On Fri, Aug 16, 2002 at 12:26:10AM +0200, Saibal Mitra wrote:
> I haven't read the paper in detail, so I could be wrong. Consider the two
> alternatives:
> 
> 1) true cosmological constant
> 
> 2) no true cosmological constant
> 
> We also assume SIA. Is it the case that there are much fewer observers in
> case of 2) than in case of 1) ? I haven't seen such a statement in the paper
> (but again, I could have missed it).

You're right, we need to look at the alternative hypothesis. But there's 
not just one alternative, there are several.

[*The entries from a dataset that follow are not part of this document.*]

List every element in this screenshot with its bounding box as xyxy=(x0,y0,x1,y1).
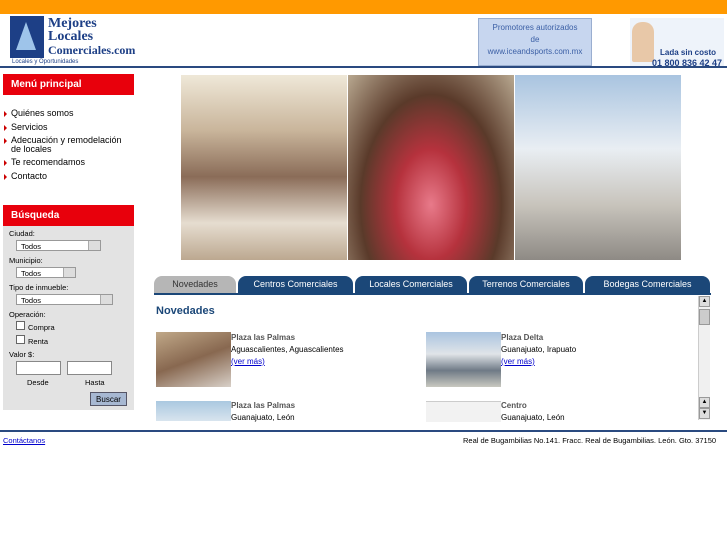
arrow-right-icon xyxy=(4,173,7,180)
logo-emblem-icon xyxy=(10,16,44,58)
chevron-down-icon xyxy=(100,295,112,304)
listing-thumbnail[interactable] xyxy=(426,332,501,387)
glass-roof-gallery-photo xyxy=(515,75,681,260)
novedades-scrollbar[interactable]: ▲ ▲ ▼ xyxy=(698,296,710,420)
chevron-down-icon xyxy=(88,241,100,250)
listing-thumbnail[interactable] xyxy=(426,401,501,422)
site-logo[interactable]: Mejores Locales Comerciales.com Locales … xyxy=(10,16,136,65)
tabs-divider xyxy=(154,293,711,295)
tab-centros-comerciales[interactable]: Centros Comerciales xyxy=(238,276,353,293)
footer-divider xyxy=(0,430,727,432)
arrow-right-icon xyxy=(4,110,7,117)
arrow-right-icon xyxy=(4,159,7,166)
listing-title: Plaza Delta xyxy=(501,333,544,342)
top-accent-bar xyxy=(0,0,727,14)
operator-photo xyxy=(632,22,654,62)
main-menu-title: Menú principal xyxy=(11,79,82,90)
listing-more-link[interactable]: (ver más) xyxy=(501,357,535,366)
renta-checkbox[interactable] xyxy=(16,335,25,344)
municipio-select[interactable]: Todos xyxy=(16,267,76,278)
renta-label: Renta xyxy=(28,337,49,346)
scroll-up-icon[interactable]: ▲ xyxy=(699,397,710,408)
listing-more-link[interactable]: (ver más) xyxy=(231,357,265,366)
listing-location: Guanajuato, Irapuato xyxy=(501,345,577,354)
valor-label: Valor $: xyxy=(9,350,35,359)
fountain-photo xyxy=(348,75,514,260)
tab-locales-comerciales[interactable]: Locales Comerciales xyxy=(355,276,467,293)
listing-thumbnail[interactable] xyxy=(156,401,231,421)
promo-line-3: www.iceandsports.com.mx xyxy=(487,47,583,56)
listing-location: Guanajuato, León xyxy=(231,413,295,422)
novedades-title: Novedades xyxy=(156,305,215,317)
listing-title: Plaza las Palmas xyxy=(231,333,296,342)
toll-free-number: 01 800 836 42 47 xyxy=(652,58,723,68)
promo-line-1: Promotores autorizados xyxy=(492,23,578,32)
tipo-inmueble-select[interactable]: Todos xyxy=(16,294,113,305)
toll-free-label: Lada sin costo xyxy=(660,48,717,57)
header-divider xyxy=(0,66,727,68)
tab-novedades[interactable]: Novedades xyxy=(154,276,236,293)
scroll-up-icon[interactable]: ▲ xyxy=(699,296,710,307)
main-menu-header: Menú principal xyxy=(3,74,134,95)
valor-hasta-input[interactable] xyxy=(67,361,112,375)
toll-free-banner: Lada sin costo 01 800 836 42 47 xyxy=(630,18,724,68)
hasta-label: Hasta xyxy=(85,378,105,387)
desde-label: Desde xyxy=(27,378,49,387)
listing-thumbnail[interactable] xyxy=(156,332,231,387)
listing-title: Plaza las Palmas xyxy=(231,401,296,410)
compra-checkbox[interactable] xyxy=(16,321,25,330)
valor-desde-input[interactable] xyxy=(16,361,61,375)
tipo-inmueble-label: Tipo de inmueble: xyxy=(9,283,69,292)
ciudad-select[interactable]: Todos xyxy=(16,240,101,251)
menu-item-servicios[interactable]: Servicios xyxy=(4,122,48,132)
tab-bodegas-comerciales[interactable]: Bodegas Comerciales xyxy=(585,276,710,293)
logo-text-3: Comerciales.com xyxy=(48,43,136,57)
ciudad-label: Ciudad: xyxy=(9,229,35,238)
contact-link[interactable]: Contáctanos xyxy=(3,436,45,445)
tab-terrenos-comerciales[interactable]: Terrenos Comerciales xyxy=(469,276,583,293)
search-button[interactable]: Buscar xyxy=(90,392,127,406)
footer-address: Real de Bugambilias No.141. Fracc. Real … xyxy=(463,436,717,445)
search-title: Búsqueda xyxy=(11,210,60,221)
chevron-down-icon xyxy=(63,268,75,277)
menu-item-adecuacion-cont[interactable]: de locales xyxy=(11,144,52,154)
promo-line-2: de xyxy=(530,35,540,44)
scroll-down-icon[interactable]: ▼ xyxy=(699,408,710,419)
mall-interior-photo xyxy=(181,75,347,260)
listing-location: Aguascalientes, Aguascalientes xyxy=(231,345,344,354)
menu-item-quienes-somos[interactable]: Quiénes somos xyxy=(4,108,74,118)
logo-tagline: Locales y Oportunidades xyxy=(12,59,79,65)
listing-title: Centro xyxy=(501,401,527,410)
menu-item-te-recomendamos[interactable]: Te recomendamos xyxy=(4,157,85,167)
scroll-thumb[interactable] xyxy=(699,309,710,325)
compra-label: Compra xyxy=(28,323,55,332)
arrow-right-icon xyxy=(4,137,7,144)
operacion-label: Operación: xyxy=(9,310,46,319)
arrow-right-icon xyxy=(4,124,7,131)
search-header: Búsqueda xyxy=(3,205,134,226)
menu-item-contacto[interactable]: Contacto xyxy=(4,171,47,181)
promo-banner[interactable]: Promotores autorizados de www.iceandspor… xyxy=(478,18,592,66)
municipio-label: Municipio: xyxy=(9,256,43,265)
listing-location: Guanajuato, León xyxy=(501,413,565,422)
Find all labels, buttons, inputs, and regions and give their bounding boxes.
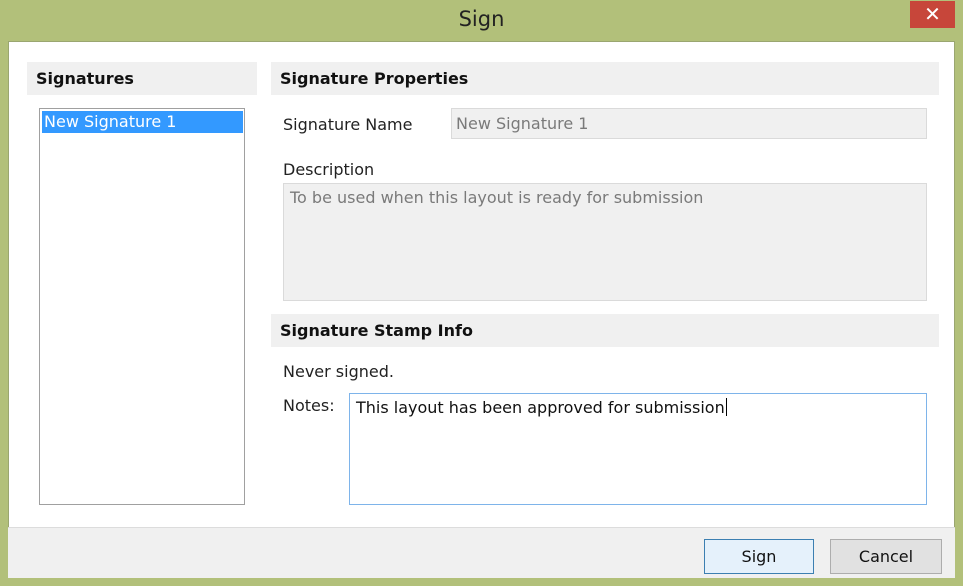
signature-stamp-info-header: Signature Stamp Info <box>271 314 939 347</box>
close-button[interactable]: ✕ <box>910 1 955 28</box>
cancel-button[interactable]: Cancel <box>830 539 942 574</box>
notes-textarea[interactable]: This layout has been approved for submis… <box>349 393 927 505</box>
signatures-header: Signatures <box>27 62 257 95</box>
close-icon: ✕ <box>924 2 941 26</box>
signature-properties-header: Signature Properties <box>271 62 939 95</box>
text-caret <box>725 398 727 416</box>
window-title: Sign <box>458 7 505 31</box>
notes-label: Notes: <box>283 396 335 415</box>
signature-name-field[interactable]: New Signature 1 <box>451 108 927 139</box>
notes-text: This layout has been approved for submis… <box>356 398 725 417</box>
description-label: Description <box>283 160 375 179</box>
sign-button[interactable]: Sign <box>704 539 814 574</box>
description-field[interactable]: To be used when this layout is ready for… <box>283 183 927 301</box>
title-bar[interactable]: Sign ✕ <box>0 0 963 41</box>
signed-status-text: Never signed. <box>283 362 394 381</box>
list-item-new-signature-1[interactable]: New Signature 1 <box>42 111 243 133</box>
signature-name-label: Signature Name <box>283 115 413 134</box>
signatures-list[interactable]: New Signature 1 <box>39 108 245 505</box>
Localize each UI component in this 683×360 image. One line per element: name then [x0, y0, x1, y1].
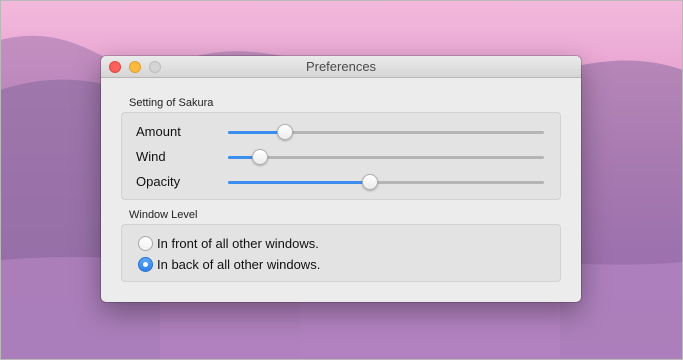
window-title: Preferences [305, 59, 377, 74]
radio-front-button[interactable] [138, 236, 153, 251]
wind-slider[interactable] [228, 149, 544, 165]
opacity-slider[interactable] [228, 174, 544, 190]
preferences-window: Preferences Setting of Sakura Amount Win… [101, 56, 581, 302]
sakura-settings-box: Amount Wind Opacity [121, 112, 561, 200]
window-level-group-label: Window Level [129, 209, 198, 221]
opacity-label: Opacity [136, 174, 181, 189]
opacity-slider-fill [228, 181, 371, 184]
opacity-slider-row: Opacity [122, 171, 560, 193]
radio-back-button[interactable] [138, 257, 153, 272]
wind-slider-row: Wind [122, 146, 560, 168]
title-bar[interactable]: Preferences [101, 56, 581, 78]
amount-label: Amount [136, 124, 181, 139]
radio-back-label[interactable]: In back of all other windows. [157, 257, 320, 272]
amount-slider[interactable] [228, 124, 544, 140]
sakura-group-label: Setting of Sakura [129, 97, 214, 109]
opacity-slider-knob[interactable] [362, 174, 379, 190]
amount-slider-knob[interactable] [276, 124, 293, 140]
amount-slider-row: Amount [122, 121, 560, 143]
window-level-box: In front of all other windows. In back o… [121, 224, 561, 282]
radio-front-label[interactable]: In front of all other windows. [157, 236, 319, 251]
wind-slider-knob[interactable] [251, 149, 268, 165]
wind-label: Wind [136, 149, 166, 164]
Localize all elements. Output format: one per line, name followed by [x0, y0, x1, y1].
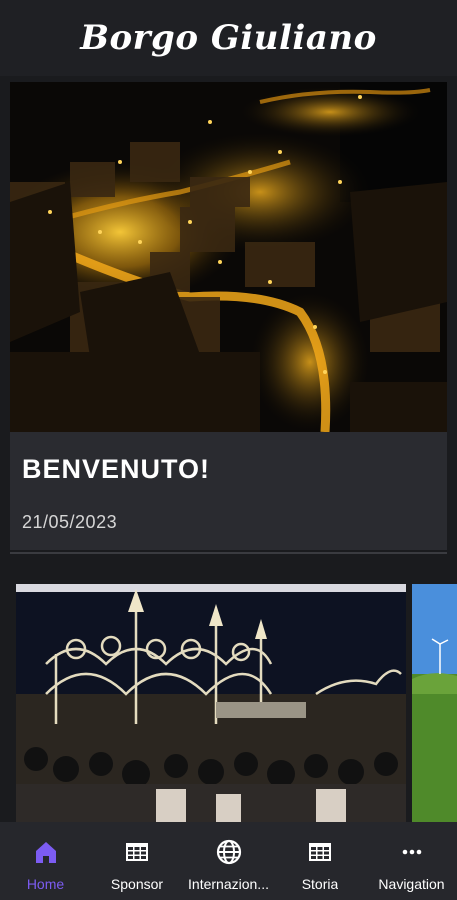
app-header: Borgo Giuliano [0, 0, 457, 76]
bottom-navigation: Home Sponsor Internazion... Storia Navig… [0, 822, 457, 900]
nav-item-storia[interactable]: Storia [275, 822, 366, 900]
table-icon [126, 843, 148, 861]
app-title: Borgo Giuliano [80, 18, 377, 58]
article-title[interactable]: BENVENUTO! [22, 454, 210, 485]
content-feed[interactable]: BENVENUTO! 21/05/2023 [0, 76, 457, 822]
nav-item-internazionale[interactable]: Internazion... [183, 822, 274, 900]
nav-label-sponsor: Sponsor [110, 876, 164, 892]
nav-label-home: Home [26, 876, 65, 892]
nav-label-storia: Storia [301, 876, 339, 892]
landscape-photo[interactable] [412, 584, 457, 822]
village-night-photo[interactable] [10, 82, 447, 432]
article-card[interactable]: BENVENUTO! 21/05/2023 [10, 82, 447, 550]
village-night-illustration [10, 82, 447, 432]
landscape-illustration [412, 584, 457, 822]
more-icon [402, 849, 421, 855]
photo-carousel[interactable] [0, 584, 457, 822]
nav-item-navigation[interactable]: Navigation [366, 822, 457, 900]
nav-item-home[interactable]: Home [0, 822, 91, 900]
luminarie-illustration [16, 584, 406, 822]
globe-icon [216, 839, 241, 865]
article-date: 21/05/2023 [22, 512, 118, 532]
luminarie-photo[interactable] [16, 584, 406, 822]
nav-label-navigation: Navigation [378, 876, 445, 892]
card-divider [10, 552, 447, 554]
nav-label-internazionale: Internazion... [188, 876, 269, 892]
table-icon [309, 843, 331, 861]
nav-item-sponsor[interactable]: Sponsor [92, 822, 183, 900]
home-icon [35, 842, 56, 863]
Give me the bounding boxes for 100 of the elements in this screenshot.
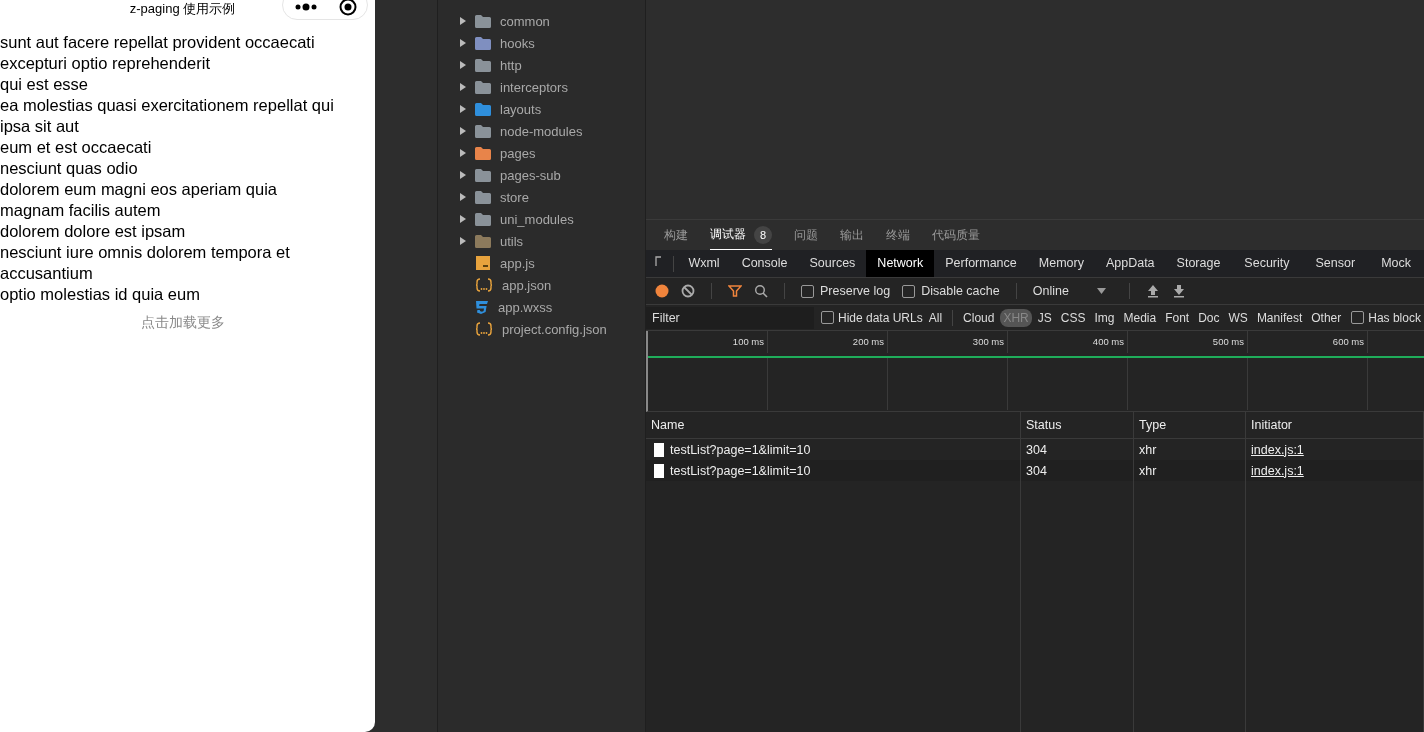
list-item: eum et est occaecati (0, 137, 153, 158)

1) True cosmological constant, therefore heat death and endless Poincare 
recurrences.
2a) The universe ends soon.
2b) The universe runs for a while longer, then gets reset to a low entropy 
state and starts over. This happens in an endless cycle.
2c) The universe never ends, and life become ever more complex and 
intelligent.
2d) No true cosmological constant, but we get heat death and endless 
Poincare recurrences for some other reason.
2e) The universe never ends, but the total number of observers is a 
relatively small finite number.

I think these exhaust all of the possibilities. A huge problem with SIA is
that 1, 2b, 2c, and 2d all imply an infinite number of observers, which
makes SIA impossible to use. But for sake of argument let's say these
universes do eventually end, and they all have the same (very large)  
number of observers. Applying just DA (Doomsday argument) favors 2a, 2b
and 2e. Applying both SIA and DA favors 2b. So I guess you're right,
whether or not you apply the SIA does not affect the the paper's
conclusion that a shift away from 1 is warranted.

This makes me realize that SIA doesn't perfectly counteract the Doomsday 
argument. DA makes you shift to 2a, 2b, and 2e. SIA then makes you shift 
to 2b, whereas what we really want is to shift back to the original 
distribution so we don't have to rule out 2c.